Au centre de l’immense assiette de frites, un poisson fume. Elle y plonge. La chair blanche lui caresse les parois de l’estomac. Trois routiers égarés portent leur fourchette à leur bouche sous la tente qui claque au vent. On repart. Dernières lueurs au loin. Elle baisse encore un peu son siège. La voiture file en silence.
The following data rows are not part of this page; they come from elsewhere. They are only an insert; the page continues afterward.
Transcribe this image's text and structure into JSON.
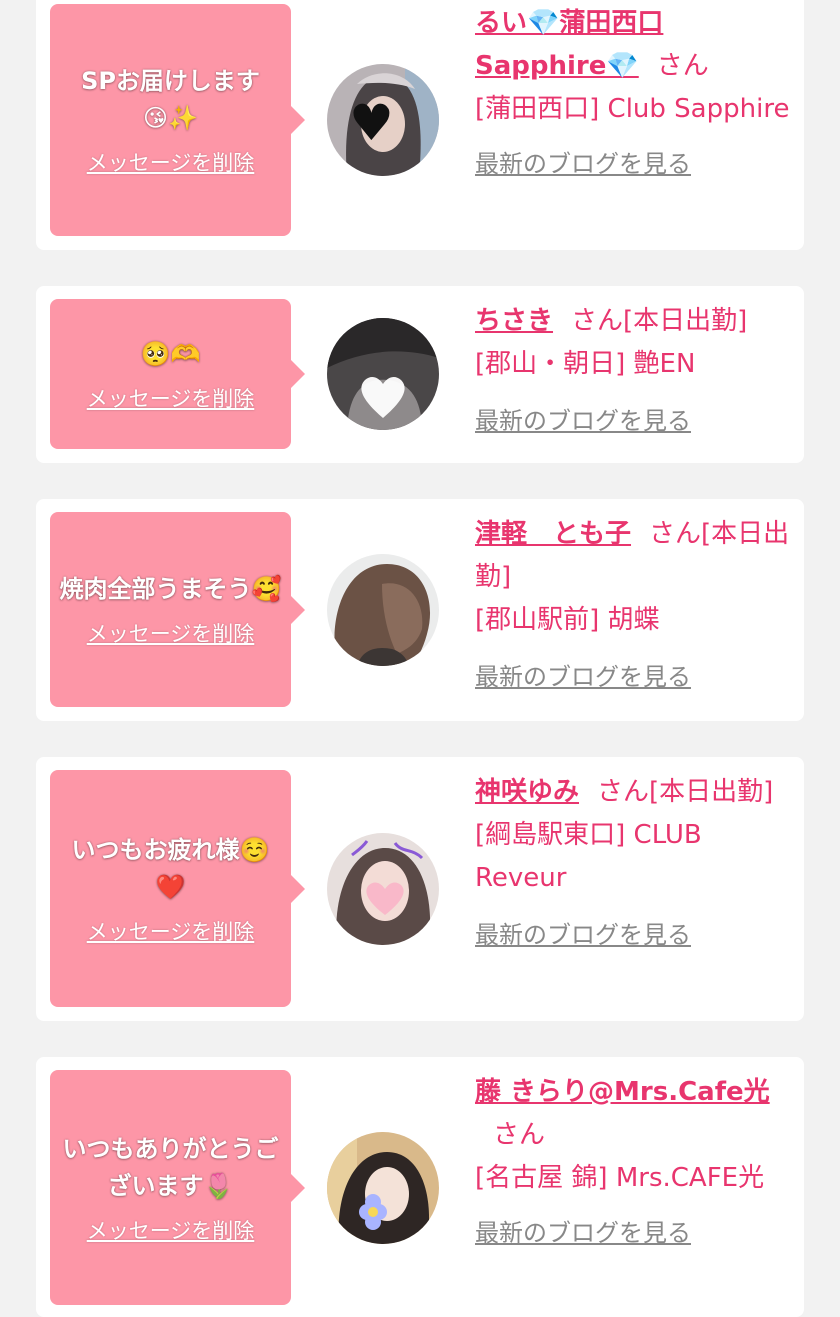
{
  "accent_color": "#e8356e",
  "bubble_color": "#fd96a7",
  "entries": [
    {
      "message": "SPお届けします😘✨",
      "delete_label": "メッセージを削除",
      "name": "るい💎蒲田西口Sapphire💎",
      "suffix": "さん",
      "shop": "[蒲田西口] Club Sapphire",
      "blog_label": "最新のブログを見る",
      "avatar_icon": "black-heart-sticker"
    },
    {
      "message": "🥺🫶",
      "delete_label": "メッセージを削除",
      "name": "ちさき",
      "suffix": "さん[本日出勤]",
      "shop": "[郡山・朝日] 艶EN",
      "blog_label": "最新のブログを見る",
      "avatar_icon": "white-heart-sticker"
    },
    {
      "message": "焼肉全部うまそう🥰",
      "delete_label": "メッセージを削除",
      "name": "津軽　とも子",
      "suffix": "さん[本日出勤]",
      "shop": "[郡山駅前] 胡蝶",
      "blog_label": "最新のブログを見る",
      "avatar_icon": "hair-photo"
    },
    {
      "message": "いつもお疲れ様☺️❤️",
      "delete_label": "メッセージを削除",
      "name": "神咲ゆみ",
      "suffix": "さん[本日出勤]",
      "shop": "[綱島駅東口] CLUB Reveur",
      "blog_label": "最新のブログを見る",
      "avatar_icon": "pink-heart-sticker"
    },
    {
      "message": "いつもありがとうございます🌷",
      "delete_label": "メッセージを削除",
      "name": "藤 きらり@Mrs.Cafe光",
      "suffix": "さん",
      "shop": "[名古屋 錦] Mrs.CAFE光",
      "blog_label": "最新のブログを見る",
      "avatar_icon": "flower-sticker"
    }
  ]
}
Quand en pleine nuit elle se réveille, une paix immense l’envahit. Elle se redresse, guette les ombres, il n’y en a pas. Tout va bien ? Oui, dit Caleb. J’aime bien conduire la nuit. Je pense. Moi aussi, elle dit. Elle passe une main sur son crâne ras. Souvent je pense à ça, dit June. Une boule, une grande boule. Rien dedans, à part moi. Je peux toucher les bords. Dedans c’est jaune partout, je sais pas comment le dire autrement. Je me mets dans cette boule et j’oublie tout. Je tourne. Parfois des manchots viennent me voir, mais assez peu finalement. Je griffe les bords de la boule qui sont faits d’une matière molle et sucrée. Je voudrais que plus personne ne parle, plus jamais, je voudrais rester là pour toujours. Et là quelqu’un parle et la boule s’évapore. Je comprends, dit Caleb. C’est à peu près pareil pour moi je crois, mais avec d’autres formes. Vous voulez vous arrêter pour un café ? elle demande. Non, vous inquiétez pas, j’ai un thermos au cas où. Reposez-vous. June ferme les yeux et rejoint la boule, puis c’est l’aube déjà, elle a les jambes percluses, ils s’arrêtent un moment sur le bord de route, on distingue une forme au loin, un coyote peut-être, ou peut-être rien. Elle est dehors maintenant et elle étire ses jambes. On entend les bords du monde qui craquent. Caleb fume une clope au-dessus d’un café, accoudé à une des tables d’un kiosque. Des nappes de chaleur qui semblent d’huile s’élèvent au loin. On remonte dans la voiture et on repart. Peut-être trois heures plus tard, alors que le soleil est haut déjà, Caleb dit on est arrivés. Il gare la voiture sur le côté de la route. Il n’y a rien, que du rouge partout, sur les côtés, dessus, qui les brûle. Un air chargé d’éclats de grès et de poussière entre dans les yeux de June. Et là on fait quoi, elle demande. On attend, dit Caleb, quelqu’un va venir. Elle aime écouter sa voix. OK, je me rassois à l’intérieur alors, dit June. Il fait plus chaud encore dedans et elle compte les minutes. Une forme se dessine au loin. Quelqu’un descend d’une voiture. La femme échange des mots avec Caleb, qui dit à June de venir. Vous allez finir avec elle. C’est juste à côté. Merci beaucoup, dit June à Caleb, en attrapant son sac. La femme lui tend la main. Moi c’est Kyra. Et la voiture file déjà.
Elles plongent plus avant dans le désert, les roues se heurtant aux petits cailloux et aux plaques de granit. »
Le grand vertige, Pierre Ducrozet, Actes Sud, 2020.